Thursday, February 4, 2021

FAITH NOT FEAR

  I'm back to my next book, out late Spring. Here is a message for sports but much needed during this pandemic where fear is confiscating our spirits. 


My new book, The Competitive Buddha, is now available for pre-order from a local bookstore near you or in hardcover from Amazon
Like the Buddha, when I speak of faith I speak about belief and confidence in oneself. I speak about the essence of the Mamba Mind and how Kobe’s confidence was simply about his belief that he could be the best he could be at most times. To have confidence in ourselves requires that we have within us right now, the Buddha nature, the faith that we can act and behave according to the Noble Eightfold Path (see PART THREE). This notion is affirmed by the insightful, empowering words of Buddhist master Hakuine who says in “THE SONG OF ZAZEN”, “Sentient beings are primarily all Buddhas.” He asks that we have faith in the thought that each one of us is a Buddha. Without this faith and belief in ourselves, we wind up drifting along in a confused state of fear, afraid to journey inward as we’re being controlled by sources of ourselves. We lose all self- confidence in our ability to choose and make good decisions. We fail to trust that the wise Buddha is already present within. The true nature of our reality is dependent upon only that which resides on the inside.

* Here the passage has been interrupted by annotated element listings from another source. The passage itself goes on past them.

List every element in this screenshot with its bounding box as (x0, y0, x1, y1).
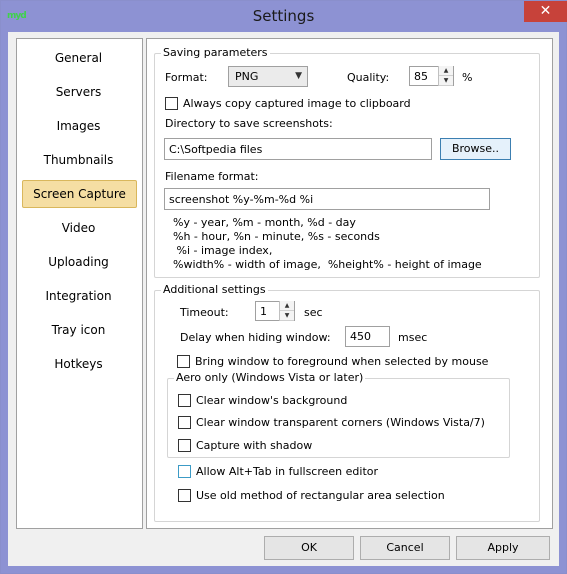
clear-background-label: Clear window's background (196, 394, 348, 407)
sidebar-item-general[interactable]: General (22, 44, 135, 72)
delay-unit: msec (398, 331, 428, 344)
filename-format-input[interactable]: screenshot %y-%m-%d %i (164, 188, 490, 210)
directory-label: Directory to save screenshots: (165, 117, 333, 130)
sidebar: General Servers Images Thumbnails Screen… (16, 38, 143, 529)
help-line-3: %i - image index, (173, 244, 273, 257)
spin-down-icon[interactable]: ▼ (439, 76, 453, 86)
help-line-4: %width% - width of image, %height% - hei… (173, 258, 482, 271)
sidebar-item-uploading[interactable]: Uploading (22, 248, 135, 276)
checkbox-icon[interactable] (178, 394, 191, 407)
title-bar: myd Settings ✕ (1, 1, 567, 32)
ok-button[interactable]: OK (264, 536, 354, 560)
browse-button[interactable]: Browse.. (440, 138, 511, 160)
apply-button[interactable]: Apply (456, 536, 550, 560)
quality-label: Quality: (347, 71, 390, 84)
close-icon: ✕ (539, 3, 552, 19)
bring-to-foreground-label: Bring window to foreground when selected… (195, 355, 489, 368)
quality-value: 85 (414, 70, 428, 83)
checkbox-icon[interactable] (177, 355, 190, 368)
checkbox-icon[interactable] (178, 416, 191, 429)
checkbox-icon[interactable] (178, 439, 191, 452)
spin-up-icon[interactable]: ▲ (280, 301, 294, 311)
close-button[interactable]: ✕ (524, 1, 567, 22)
settings-window: myd Settings ✕ General Servers Images Th… (0, 0, 567, 574)
quality-unit: % (462, 71, 473, 84)
spin-up-icon[interactable]: ▲ (439, 66, 453, 76)
checkbox-icon[interactable] (165, 97, 178, 110)
saving-parameters-title: Saving parameters (161, 46, 270, 59)
cancel-button[interactable]: Cancel (360, 536, 450, 560)
clipboard-label: Always copy captured image to clipboard (183, 97, 411, 110)
timeout-value: 1 (260, 305, 267, 318)
dialog-body: General Servers Images Thumbnails Screen… (8, 32, 559, 566)
aero-group: Aero only (Windows Vista or later) Clear… (167, 371, 510, 458)
format-value: PNG (235, 70, 259, 83)
sidebar-item-hotkeys[interactable]: Hotkeys (22, 350, 135, 378)
window-title: Settings (252, 7, 315, 25)
sidebar-item-integration[interactable]: Integration (22, 282, 135, 310)
sidebar-item-thumbnails[interactable]: Thumbnails (22, 146, 135, 174)
format-label: Format: (165, 71, 208, 84)
sidebar-item-servers[interactable]: Servers (22, 78, 135, 106)
sidebar-item-tray-icon[interactable]: Tray icon (22, 316, 135, 344)
clear-corners-label: Clear window transparent corners (Window… (196, 416, 485, 429)
timeout-unit: sec (304, 306, 323, 319)
saving-parameters-group: Saving parameters Format: PNG ▼ Quality:… (154, 46, 540, 278)
timeout-input[interactable]: 1 ▲ ▼ (255, 301, 295, 321)
old-method-label: Use old method of rectangular area selec… (196, 489, 445, 502)
filename-format-label: Filename format: (165, 170, 259, 183)
help-line-2: %h - hour, %n - minute, %s - seconds (173, 230, 380, 243)
alt-tab-label: Allow Alt+Tab in fullscreen editor (196, 465, 379, 478)
checkbox-icon[interactable] (178, 489, 191, 502)
delay-input[interactable]: 450 (345, 326, 390, 347)
sidebar-item-images[interactable]: Images (22, 112, 135, 140)
directory-input[interactable]: C:\Softpedia files (164, 138, 432, 160)
quality-input[interactable]: 85 ▲ ▼ (409, 66, 454, 86)
timeout-stepper[interactable]: ▲ ▼ (279, 301, 294, 321)
sidebar-item-screen-capture[interactable]: Screen Capture (22, 180, 137, 208)
help-line-1: %y - year, %m - month, %d - day (173, 216, 356, 229)
capture-shadow-label: Capture with shadow (196, 439, 313, 452)
delay-label: Delay when hiding window: (180, 331, 331, 344)
checkbox-icon[interactable] (178, 465, 191, 478)
screen-capture-panel: Saving parameters Format: PNG ▼ Quality:… (146, 38, 553, 529)
timeout-label: Timeout: (180, 306, 229, 319)
sidebar-item-video[interactable]: Video (22, 214, 135, 242)
additional-settings-title: Additional settings (161, 283, 268, 296)
format-select[interactable]: PNG ▼ (228, 66, 308, 87)
chevron-down-icon: ▼ (295, 71, 302, 81)
quality-stepper[interactable]: ▲ ▼ (438, 66, 453, 86)
spin-down-icon[interactable]: ▼ (280, 311, 294, 321)
aero-title: Aero only (Windows Vista or later) (174, 371, 366, 384)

How is this related to the Buddha sports? To begin with, in so much of athletic performance, anxiety and fear is caused by external things: past mistakes, future possible losses to name two. Fear is the biggest obstacle to mastery and success. I call it a cancer of the athletic soul. It weakens you causing you to be tight, tense and tentative. The cure of this cancer is faith – faith that you have the Buddha mastery strategies well within; faith in your coaches and the system and faith in your team. It is a faith not in outcome but in all the little things you can control such as solid defense, work effort and ethic, attitude about competition, preparation and all the competitive Buddha precepts outlined in this book. Knowing that you can have an influence in these ways will improve your confidence, trust, belief and faith from within without being manipulated by external sources that cannot be controlled.

What I’m saying is to have faith that the Buddhist teachings included in this section are available and can be practiced daily. This is the way to strengthen your belief and weaken your fear. Here are how things work when you elicit the Mamba “Beginner’s Mind.”

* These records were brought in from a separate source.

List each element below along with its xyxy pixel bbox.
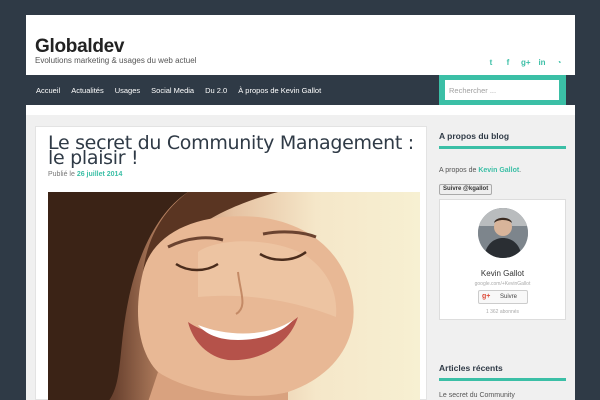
post-featured-image[interactable] bbox=[48, 192, 420, 400]
rss-icon[interactable]: ◔ bbox=[555, 58, 563, 67]
google-plus-badge: Kevin Gallot google.com/+KevinGallot g+ … bbox=[439, 199, 566, 320]
about-text: A propos de Kevin Gallot. bbox=[439, 167, 521, 174]
post-date[interactable]: 26 juillet 2014 bbox=[77, 171, 123, 178]
nav-item-du-2-0[interactable]: Du 2.0 bbox=[205, 86, 227, 95]
nav-item-a-propos[interactable]: À propos de Kevin Gallot bbox=[238, 86, 321, 95]
search-input[interactable] bbox=[445, 80, 559, 100]
about-widget-title: A propos du blog bbox=[439, 131, 510, 141]
linkedin-icon[interactable]: in bbox=[538, 58, 546, 67]
nav-item-actualites[interactable]: Actualités bbox=[71, 86, 104, 95]
about-widget-divider bbox=[439, 146, 566, 149]
nav-item-social-media[interactable]: Social Media bbox=[151, 86, 194, 95]
sidebar: A propos du blog A propos de Kevin Gallo… bbox=[439, 126, 566, 400]
gplus-card-url: google.com/+KevinGallot bbox=[474, 281, 531, 287]
search-box bbox=[439, 75, 566, 105]
google-plus-icon[interactable]: g+ bbox=[521, 58, 531, 67]
content-area: Le secret du Community Management : le p… bbox=[26, 115, 575, 400]
about-suffix: . bbox=[519, 167, 522, 174]
post-title[interactable]: Le secret du Community Management : le p… bbox=[48, 134, 418, 168]
nav-item-usages[interactable]: Usages bbox=[115, 86, 140, 95]
twitter-follow-label: Suivre @kgallot bbox=[443, 186, 489, 192]
recent-posts-widget-title: Articles récents bbox=[439, 363, 503, 373]
facebook-icon[interactable]: f bbox=[504, 58, 512, 67]
twitter-icon[interactable]: t bbox=[487, 58, 495, 67]
site-header: Globaldev Evolutions marketing & usages … bbox=[26, 15, 575, 75]
site-tagline: Evolutions marketing & usages du web act… bbox=[35, 56, 197, 65]
site-title[interactable]: Globaldev bbox=[35, 36, 124, 58]
post-meta-prefix: Publié le bbox=[48, 171, 75, 178]
gplus-card-name[interactable]: Kevin Gallot bbox=[440, 269, 565, 278]
about-prefix: A propos de bbox=[439, 167, 477, 174]
nav-item-accueil[interactable]: Accueil bbox=[36, 86, 60, 95]
page: Globaldev Evolutions marketing & usages … bbox=[26, 15, 575, 400]
main-navigation: Accueil Actualités Usages Social Media D… bbox=[26, 75, 575, 105]
recent-post-link[interactable]: Le secret du Community bbox=[439, 392, 515, 399]
twitter-follow-button[interactable]: Suivre @kgallot bbox=[439, 184, 493, 195]
recent-posts-widget-divider bbox=[439, 378, 566, 381]
avatar[interactable] bbox=[478, 208, 528, 258]
gplus-follow-label: Suivre bbox=[500, 294, 518, 300]
post-article: Le secret du Community Management : le p… bbox=[35, 126, 427, 400]
social-links: t f g+ in ◔ bbox=[487, 58, 563, 67]
about-author-link[interactable]: Kevin Gallot bbox=[478, 167, 519, 174]
gplus-followers-count: 1 362 abonnés bbox=[485, 309, 520, 315]
google-plus-icon: g+ bbox=[482, 293, 491, 300]
post-meta: Publié le 26 juillet 2014 bbox=[48, 171, 122, 178]
gplus-follow-button[interactable]: g+ Suivre bbox=[478, 290, 528, 304]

If your mind believes “I can’t,” you will sabotage your work efforts. You won’t do what’s required to be in a state of mastery. But when you use the Buddha Brain and Mamba Beginner’s Mind, you believe, “I can,” and you follow paths of behavior and thought that help ensure that mastery is possible. The psychology of this thinking includes the mindsets of hope, motivation, commitment, confidence, courage, concentration, excitement, and observation.

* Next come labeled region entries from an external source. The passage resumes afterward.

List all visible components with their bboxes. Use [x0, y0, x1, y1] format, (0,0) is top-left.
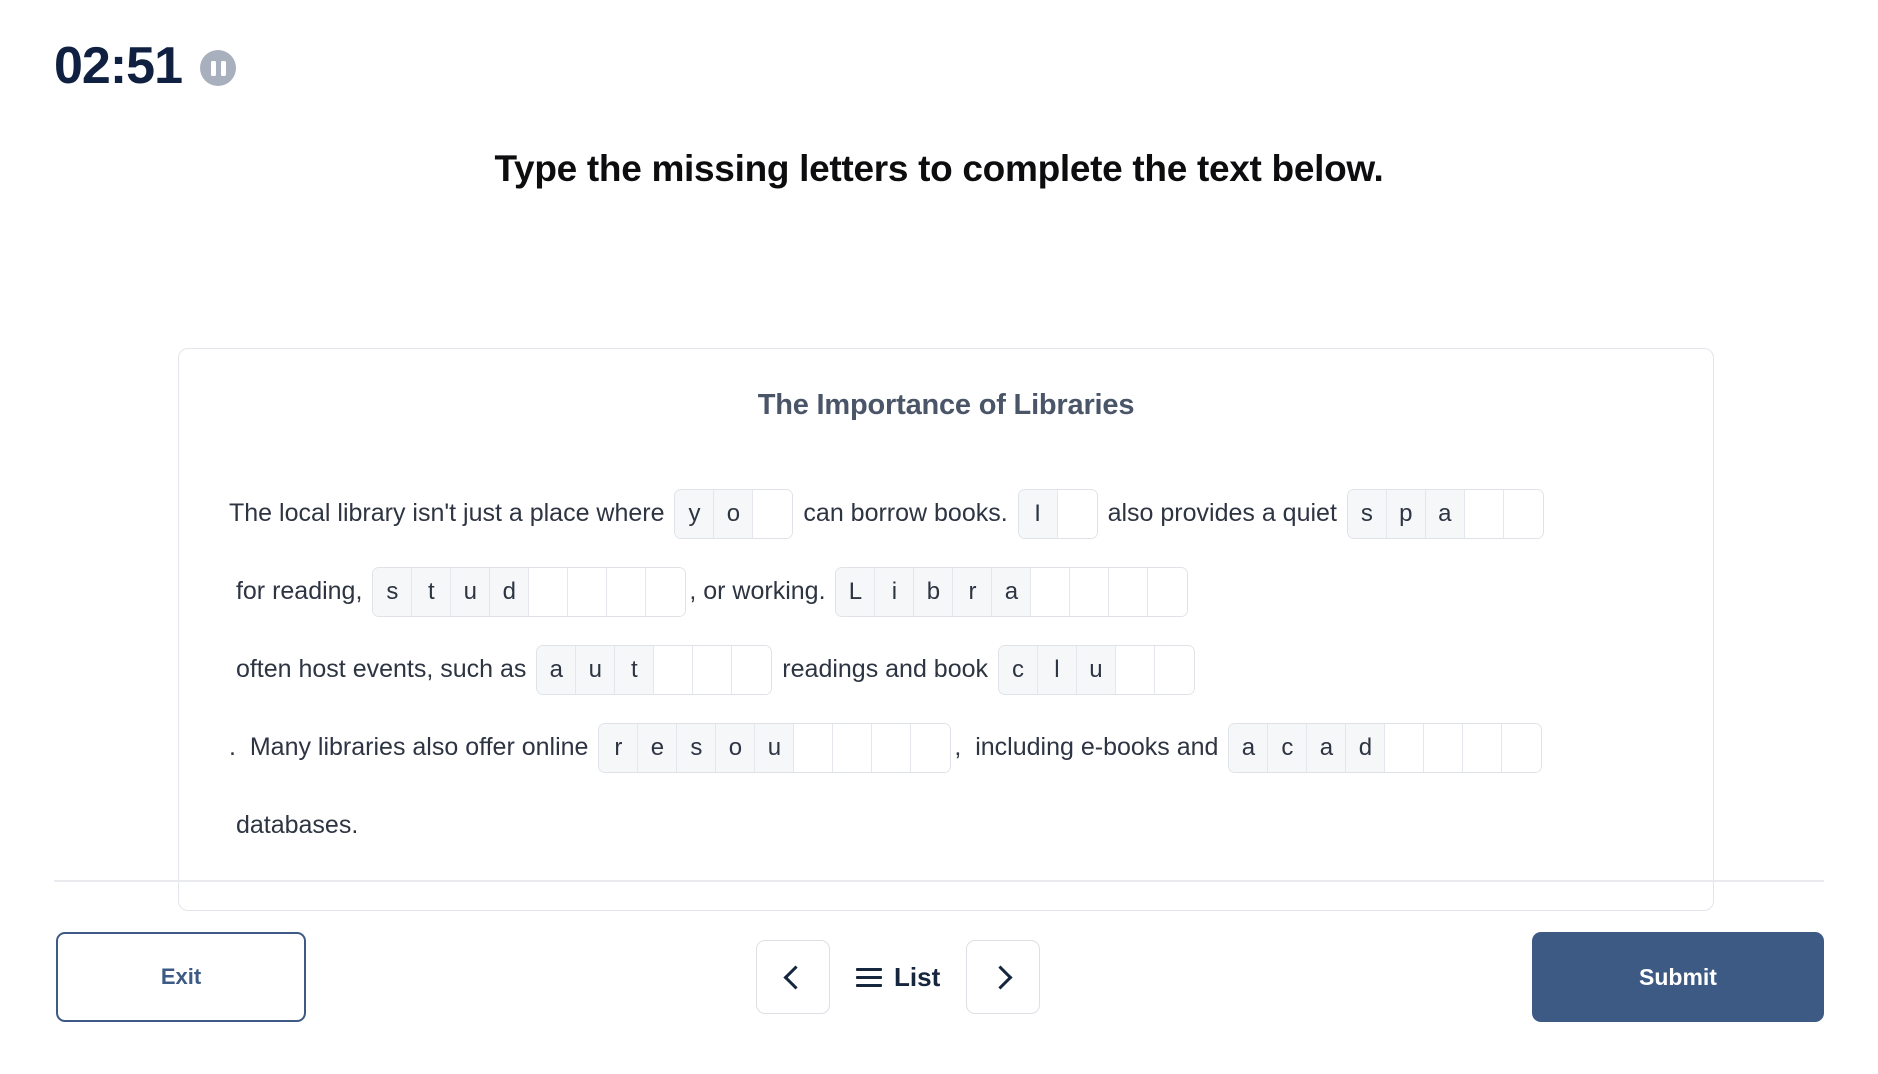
exit-button[interactable]: Exit [56, 932, 306, 1022]
letter-cell[interactable] [1148, 568, 1188, 617]
letter-cell[interactable]: o [714, 490, 754, 539]
letter-cell[interactable] [568, 568, 608, 617]
passage-text: also provides a quiet [1100, 499, 1344, 527]
letter-cell[interactable]: L [836, 568, 876, 617]
letter-cell[interactable]: I [1018, 490, 1058, 539]
list-button-label: List [894, 961, 941, 992]
letter-cell[interactable] [646, 568, 686, 617]
letter-cell[interactable]: r [599, 724, 639, 773]
passage-body: The local library isn't just a place whe… [225, 474, 1667, 864]
letter-cell[interactable]: i [875, 568, 915, 617]
letter-input-group[interactable]: aut [536, 645, 773, 696]
letter-cell[interactable]: u [755, 724, 795, 773]
letter-cell[interactable] [794, 724, 834, 773]
letter-cell[interactable]: p [1386, 490, 1426, 539]
letter-cell[interactable] [693, 646, 733, 695]
exercise-card: The Importance of Libraries The local li… [178, 348, 1714, 911]
footer-divider [54, 880, 1824, 882]
passage-text: for reading, [229, 577, 370, 605]
letter-input-group[interactable]: acad [1228, 723, 1543, 774]
next-button[interactable] [966, 940, 1041, 1014]
letter-cell[interactable] [1424, 724, 1464, 773]
letter-input-group[interactable]: I [1017, 489, 1098, 540]
letter-cell[interactable]: a [1425, 490, 1465, 539]
letter-cell[interactable]: c [1268, 724, 1308, 773]
letter-input-group[interactable]: Libra [835, 567, 1189, 618]
letter-cell[interactable]: o [716, 724, 756, 773]
exercise-page: 02:51 Type the missing letters to comple… [0, 0, 1878, 1074]
letter-input-group[interactable]: clu [997, 645, 1195, 696]
letter-cell[interactable]: r [953, 568, 993, 617]
page-title: Type the missing letters to complete the… [494, 148, 1384, 189]
passage-text: readings and book [775, 655, 995, 683]
timer: 02:51 [54, 40, 236, 92]
letter-cell[interactable] [1109, 568, 1149, 617]
passage-text: databases. [229, 811, 359, 839]
letter-cell[interactable] [1070, 568, 1110, 617]
letter-cell[interactable]: d [1346, 724, 1386, 773]
letter-cell[interactable]: l [1037, 646, 1077, 695]
timer-value: 02:51 [54, 37, 183, 95]
letter-cell[interactable] [654, 646, 694, 695]
passage-text: can borrow books. [796, 499, 1015, 527]
hamburger-icon [856, 967, 882, 987]
letter-cell[interactable]: d [490, 568, 530, 617]
passage-text: , or working. [689, 577, 833, 605]
navigation-controls: List [756, 940, 1041, 1014]
letter-cell[interactable]: a [1229, 724, 1269, 773]
chevron-left-icon [783, 964, 808, 990]
letter-cell[interactable]: u [576, 646, 616, 695]
letter-cell[interactable] [1115, 646, 1155, 695]
letter-cell[interactable]: y [675, 490, 715, 539]
passage-text: , including e-books and [954, 733, 1226, 761]
letter-cell[interactable] [1502, 724, 1542, 773]
chevron-right-icon [988, 964, 1013, 990]
passage-text: . Many libraries also offer online [229, 733, 596, 761]
passage-text: often host events, such as [229, 655, 534, 683]
letter-cell[interactable] [529, 568, 569, 617]
pause-bar-left [210, 60, 216, 76]
letter-cell[interactable] [1464, 490, 1504, 539]
submit-button[interactable]: Submit [1532, 932, 1824, 1022]
letter-cell[interactable]: s [373, 568, 413, 617]
letter-input-group[interactable]: spa [1346, 489, 1544, 540]
letter-cell[interactable] [833, 724, 873, 773]
letter-cell[interactable]: a [992, 568, 1032, 617]
letter-input-group[interactable]: stud [372, 567, 687, 618]
pause-icon[interactable] [200, 50, 236, 86]
letter-cell[interactable]: c [998, 646, 1038, 695]
letter-cell[interactable]: u [1076, 646, 1116, 695]
letter-cell[interactable] [911, 724, 951, 773]
letter-cell[interactable]: a [537, 646, 577, 695]
pause-bar-right [220, 60, 226, 76]
letter-input-group[interactable]: yo [674, 489, 794, 540]
letter-cell[interactable] [1057, 490, 1097, 539]
letter-cell[interactable]: t [615, 646, 655, 695]
letter-cell[interactable] [1463, 724, 1503, 773]
letter-cell[interactable] [1503, 490, 1543, 539]
previous-button[interactable] [756, 940, 830, 1014]
letter-cell[interactable]: b [914, 568, 954, 617]
letter-cell[interactable]: u [451, 568, 491, 617]
letter-cell[interactable]: s [677, 724, 717, 773]
passage-text: The local library isn't just a place whe… [229, 499, 672, 527]
letter-cell[interactable]: a [1307, 724, 1347, 773]
letter-cell[interactable]: e [638, 724, 678, 773]
letter-cell[interactable] [1385, 724, 1425, 773]
letter-input-group[interactable]: resou [598, 723, 952, 774]
letter-cell[interactable] [872, 724, 912, 773]
letter-cell[interactable] [1031, 568, 1071, 617]
letter-cell[interactable] [753, 490, 793, 539]
letter-cell[interactable]: t [412, 568, 452, 617]
letter-cell[interactable] [607, 568, 647, 617]
passage-title: The Importance of Libraries [757, 389, 1135, 421]
list-button[interactable]: List [852, 962, 944, 993]
letter-cell[interactable] [1154, 646, 1194, 695]
letter-cell[interactable] [732, 646, 772, 695]
letter-cell[interactable]: s [1347, 490, 1387, 539]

It takes work to renounce your restrictive beliefs about what you can and can’t do in sport. Your power as a Buddha athlete starts with awareness that you have unlimited potential once you align yourself with the belief “I can.” Remember that acting “as if” you can achieve something is self-direction, not self-deception.

It places you on the path of mastery. As you forge ahead, you can learn from your setbacks and mistakes. Hard opinions about yourself distort the truth about your potential. Be flexible in your beliefs: Rigidity will block your growth.

When you function with a flexible Mamba mind, you access a clear vision and a nonjudgmental mental state that gives you faith and belief. Then what’s needed is to simply “act as if” and focus your behavior on all the ways of Buddha and Mamba Sports, a process-oriented approach with the wisdom of a diligent work ethic.

Most athletes on all levels of play, from the recreational enthusiast up to the professional, utilize far less than half of their potential. Why should you believe anything other than ‘I can”? Approach each free throw, putt, pitch, fly ball, pass, stroke, spike, or technical maneuver with a positive inner belief of yes – act “as if,” and activate your concentration, your belief and your faith in the Buddha within, the Mamba mind path of mastery.

William James, the great American philosopher, once said that the greatest discovery of his generation was that “human beings, by changing the inner beliefs of their minds, can change the outer aspects of their lives.” And Buddhist teaching reminds us that if you’re facing in the right direction, all you need to do is keep on walking that path. This is exactly what the Mamba Mentality is all about, showing how changing inner beliefs can change outer aspects of life.